IFRS 15 sets the principles to apply when a company reports information about the nature, amount, timing and uncertainty of revenue or cash flows from a contract with a customer.
IFRS 16 introduces a single lessee accounting model and requires a lessee to recognise assets and liabilities for all leases with a term of more than 12 months, unless the underlying asset is of low value.
The review of reporting under IFRS 15, the FRC’s third, focused on those areas that have previously provided the greatest cause for concern.
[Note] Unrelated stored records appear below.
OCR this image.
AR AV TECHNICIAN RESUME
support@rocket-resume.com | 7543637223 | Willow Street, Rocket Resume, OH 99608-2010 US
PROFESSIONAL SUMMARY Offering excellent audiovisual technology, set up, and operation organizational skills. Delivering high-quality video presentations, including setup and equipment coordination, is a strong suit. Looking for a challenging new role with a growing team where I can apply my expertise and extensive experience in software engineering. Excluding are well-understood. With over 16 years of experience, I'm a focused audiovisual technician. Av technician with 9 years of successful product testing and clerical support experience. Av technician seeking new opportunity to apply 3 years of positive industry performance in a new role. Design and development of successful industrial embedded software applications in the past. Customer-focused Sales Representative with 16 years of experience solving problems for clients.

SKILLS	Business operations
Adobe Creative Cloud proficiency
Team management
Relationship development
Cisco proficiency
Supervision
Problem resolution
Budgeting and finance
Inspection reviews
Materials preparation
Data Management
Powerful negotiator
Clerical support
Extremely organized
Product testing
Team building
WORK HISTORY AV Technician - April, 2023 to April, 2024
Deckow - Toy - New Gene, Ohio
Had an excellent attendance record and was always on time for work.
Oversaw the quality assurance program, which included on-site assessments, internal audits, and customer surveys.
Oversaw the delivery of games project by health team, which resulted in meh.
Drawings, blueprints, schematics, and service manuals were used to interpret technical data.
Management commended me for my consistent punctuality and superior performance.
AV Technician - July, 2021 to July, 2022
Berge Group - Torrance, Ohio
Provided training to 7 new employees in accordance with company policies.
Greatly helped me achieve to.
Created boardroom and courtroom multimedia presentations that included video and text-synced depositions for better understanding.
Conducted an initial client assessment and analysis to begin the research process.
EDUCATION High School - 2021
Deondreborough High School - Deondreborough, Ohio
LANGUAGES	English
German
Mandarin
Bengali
Although there has been some progress, the FRC said disclosures by many companies still do not meet its quality threshold.
It is now calling for companies to critically review their revenue-related disclosures to ensure they provide a clear understanding of how they have applied the requirements of the standard to their specific circumstances.
In particular, the FRC expects companies to provide clear descriptions of performance obligations, the timing of revenue recognition and explanations of any significant judgements made by management.
Companies must identify, and explain significant movements in, contract balances.
They should also ensure there is consistency between revenue-related information in the strategic report and information in the financial statements, including, for example, details about significant contracts and disclosures of disaggregated revenue; and specify the types of any variable consideration that exist within contracts and how they are both estimated and constrained.
The FRC’s report includes examples of both inadequate and better disclosures against which companies can benchmark their own draft disclosures. The regulator says it will challenge companies whose future disclosures do not meet its expectations.
The FRC found that most companies provided a good explanation of the impact of adopting IFRS 16, which applies for the first time this year, but wants to see improvements in future reporting. The FRC expects companies to tailor the descriptions of their leasing accounting policies to match their particular circumstances and to cover all material areas.
Companies must provide detailed information about the significant judgements affecting their accounting for leases; and include sufficient detail to enable a good understanding of the financial reporting effects of their leasing arrangements on their financial position, financial performance and cash flows.